The time differences created their own set of challenges. The OEM sent staff to China for a period of time, which delayed some of the OEM's new products under development. It was able to make the product in China only through brute force and eventually decided to return the manufacturing to North America.

These kinds of problems aren't limited just to complex high-mix, low-volume products. Another example Barnhart offers is of an OEM with a $400 product the size and complexity of a notebook computer. The OEM makes hundreds of thousands of units per year, but not in a continuous flow. The OEM migrated production from the U.S. to Mexico with great success several years ago and then decided to move to China to save labor costs.

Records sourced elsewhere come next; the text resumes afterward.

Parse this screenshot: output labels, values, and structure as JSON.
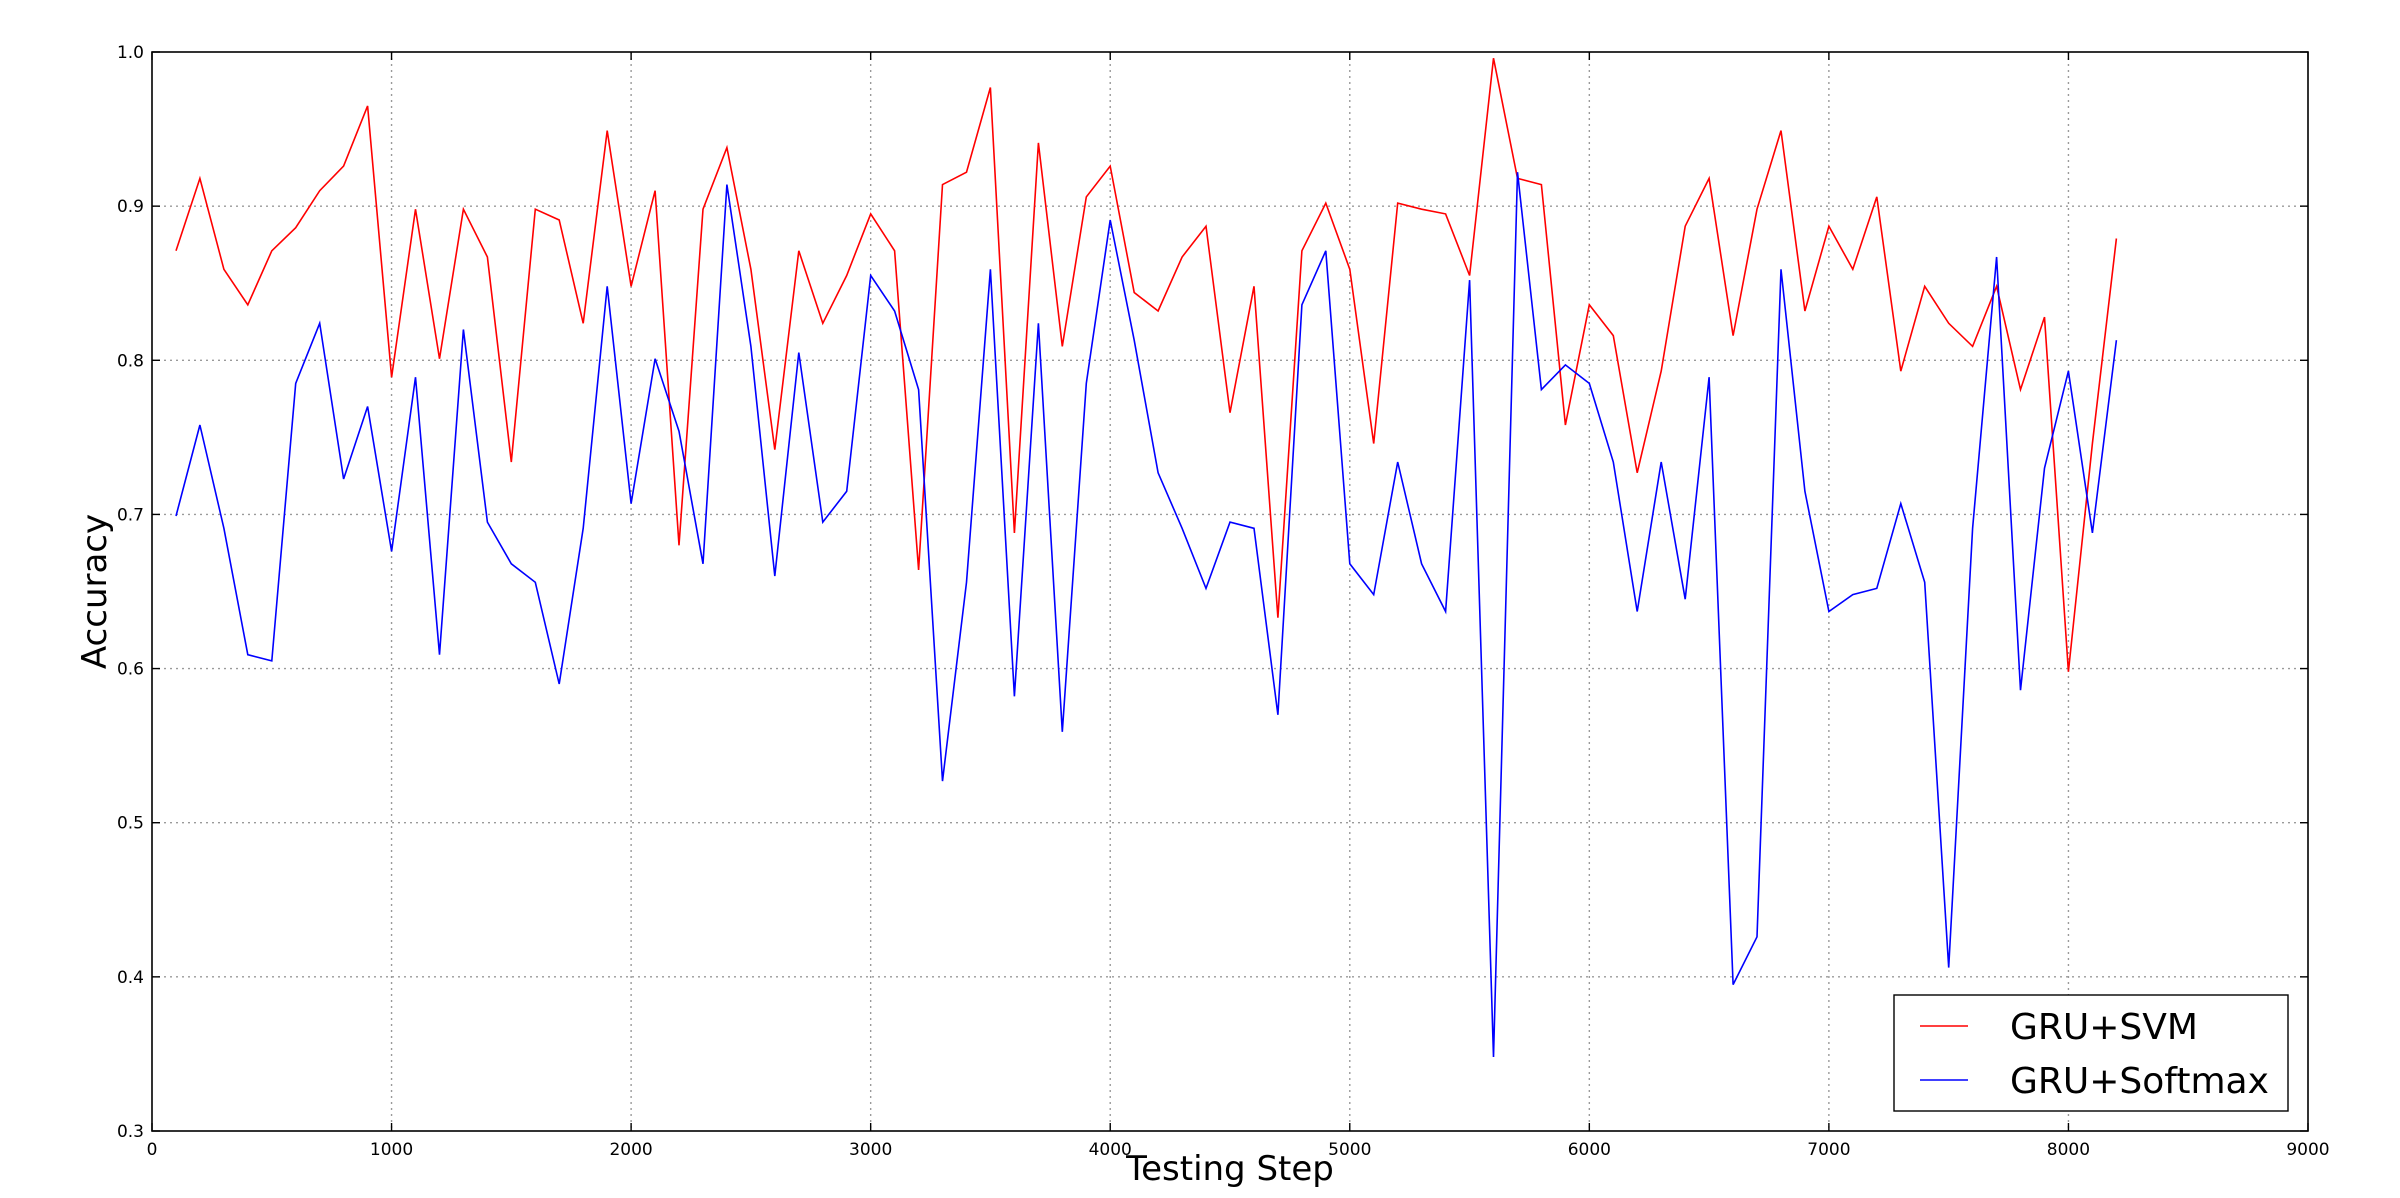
{
  "chart_data": {
    "type": "line",
    "title": "",
    "xlabel": "Testing Step",
    "ylabel": "Accuracy",
    "xlim": [
      0,
      9000
    ],
    "ylim": [
      0.3,
      1.0
    ],
    "xticks": [
      0,
      1000,
      2000,
      3000,
      4000,
      5000,
      6000,
      7000,
      8000,
      9000
    ],
    "xtick_labels": [
      "0",
      "1000",
      "2000",
      "3000",
      "4000",
      "5000",
      "6000",
      "7000",
      "8000",
      "9000"
    ],
    "yticks": [
      0.3,
      0.4,
      0.5,
      0.6,
      0.7,
      0.8,
      0.9,
      1.0
    ],
    "ytick_labels": [
      "0.3",
      "0.4",
      "0.5",
      "0.6",
      "0.7",
      "0.8",
      "0.9",
      "1.0"
    ],
    "grid": true,
    "legend_position": "bottom-right",
    "x": [
      100,
      200,
      300,
      400,
      500,
      600,
      700,
      800,
      900,
      1000,
      1100,
      1200,
      1300,
      1400,
      1500,
      1600,
      1700,
      1800,
      1900,
      2000,
      2100,
      2200,
      2300,
      2400,
      2500,
      2600,
      2700,
      2800,
      2900,
      3000,
      3100,
      3200,
      3300,
      3400,
      3500,
      3600,
      3700,
      3800,
      3900,
      4000,
      4100,
      4200,
      4300,
      4400,
      4500,
      4600,
      4700,
      4800,
      4900,
      5000,
      5100,
      5200,
      5300,
      5400,
      5500,
      5600,
      5700,
      5800,
      5900,
      6000,
      6100,
      6200,
      6300,
      6400,
      6500,
      6600,
      6700,
      6800,
      6900,
      7000,
      7100,
      7200,
      7300,
      7400,
      7500,
      7600,
      7700,
      7800,
      7900,
      8000,
      8100,
      8200
    ],
    "series": [
      {
        "name": "GRU+SVM",
        "color": "#ff0000",
        "values": [
          0.871,
          0.918,
          0.859,
          0.836,
          0.871,
          0.886,
          0.91,
          0.926,
          0.965,
          0.789,
          0.898,
          0.801,
          0.898,
          0.867,
          0.734,
          0.898,
          0.891,
          0.824,
          0.949,
          0.848,
          0.91,
          0.68,
          0.898,
          0.938,
          0.859,
          0.742,
          0.871,
          0.824,
          0.855,
          0.895,
          0.871,
          0.664,
          0.914,
          0.922,
          0.977,
          0.688,
          0.941,
          0.809,
          0.906,
          0.926,
          0.844,
          0.832,
          0.867,
          0.887,
          0.766,
          0.848,
          0.633,
          0.871,
          0.902,
          0.859,
          0.746,
          0.902,
          0.898,
          0.895,
          0.855,
          0.996,
          0.918,
          0.914,
          0.758,
          0.836,
          0.816,
          0.727,
          0.793,
          0.887,
          0.918,
          0.816,
          0.898,
          0.949,
          0.832,
          0.887,
          0.859,
          0.906,
          0.793,
          0.848,
          0.824,
          0.809,
          0.848,
          0.781,
          0.828,
          0.598,
          0.746,
          0.879
        ]
      },
      {
        "name": "GRU+Softmax",
        "color": "#0000ff",
        "values": [
          0.699,
          0.758,
          0.691,
          0.609,
          0.605,
          0.785,
          0.824,
          0.723,
          0.77,
          0.676,
          0.789,
          0.609,
          0.82,
          0.695,
          0.668,
          0.656,
          0.59,
          0.691,
          0.848,
          0.707,
          0.801,
          0.754,
          0.668,
          0.914,
          0.809,
          0.66,
          0.805,
          0.695,
          0.715,
          0.855,
          0.832,
          0.781,
          0.527,
          0.656,
          0.859,
          0.582,
          0.824,
          0.559,
          0.785,
          0.891,
          0.813,
          0.727,
          0.691,
          0.652,
          0.695,
          0.691,
          0.57,
          0.836,
          0.871,
          0.668,
          0.648,
          0.734,
          0.668,
          0.637,
          0.852,
          0.348,
          0.922,
          0.781,
          0.797,
          0.785,
          0.734,
          0.637,
          0.734,
          0.645,
          0.789,
          0.395,
          0.426,
          0.859,
          0.715,
          0.637,
          0.648,
          0.652,
          0.707,
          0.656,
          0.406,
          0.691,
          0.867,
          0.586,
          0.73,
          0.793,
          0.688,
          0.813
        ]
      }
    ]
  }
}
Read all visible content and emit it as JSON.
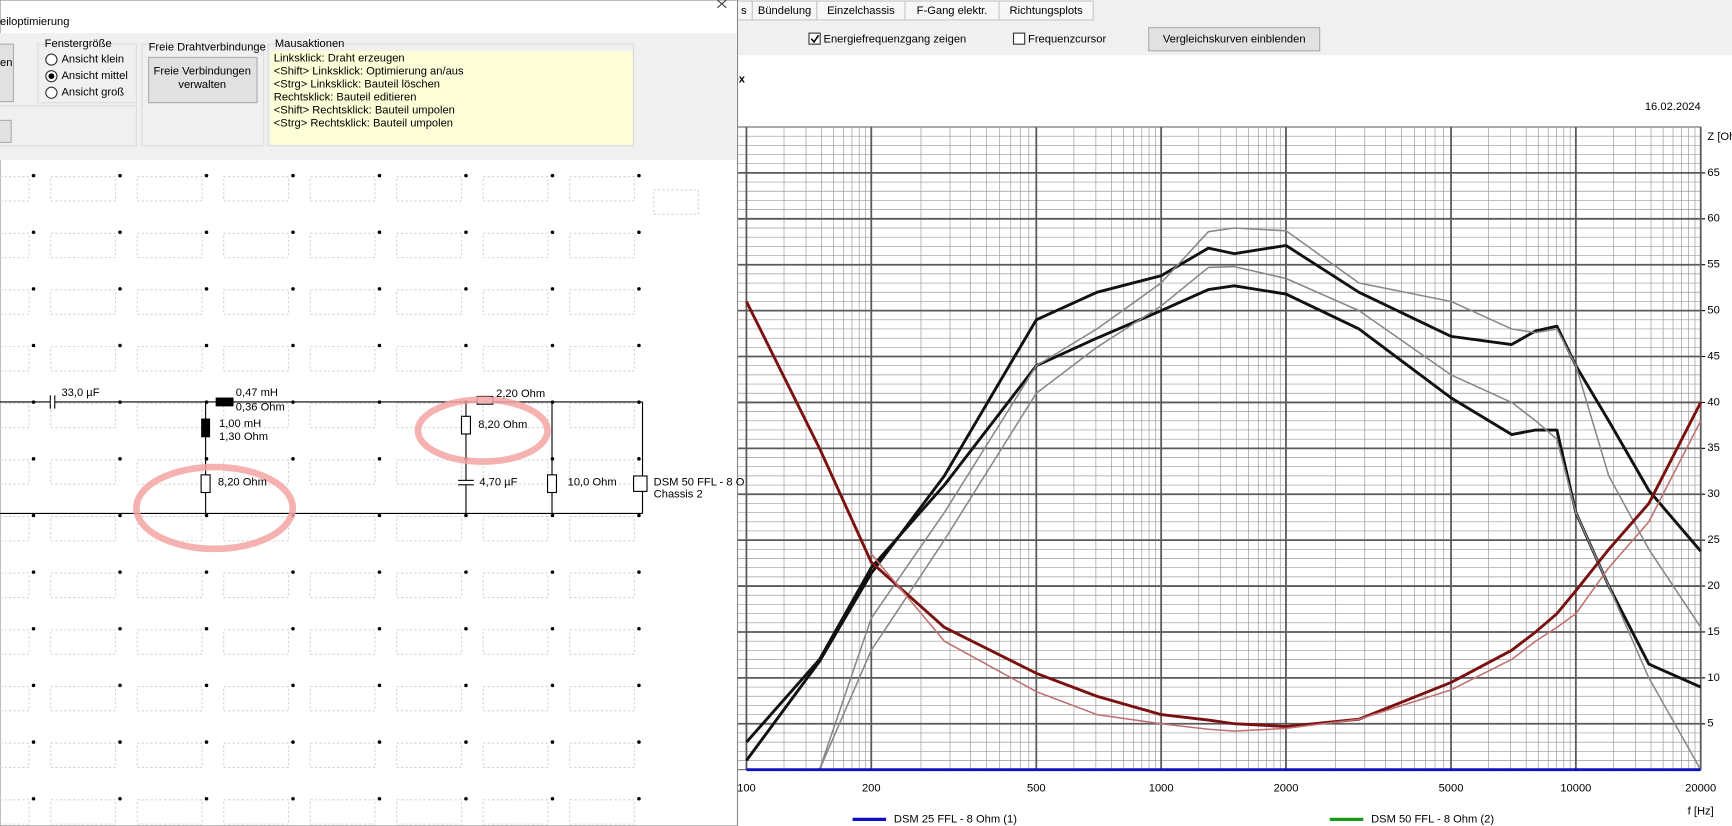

The OEM had problems in China that cost money rather than saving it. The first problem was quality. The Mexican manufacturing facility had a failure rate of 0.5 percent; in China it tripled to 1.5 percent, which translated into thousands of units. "This was sadly funny, because I had advised the company that based on the high quality alone, it was a mistake to move from Mexico to China," Barnhart says.

Forty percent of the OEM's market was in North America and 40 percent in Europe. When the company moved to China, it didn't take transportation costs into account. From Mexico it had rarely had to use air freight for customer delivery. From China it was forced to use air freight quite a bit to meet demand, adding 15 to 20 percent to the total cost of a unit.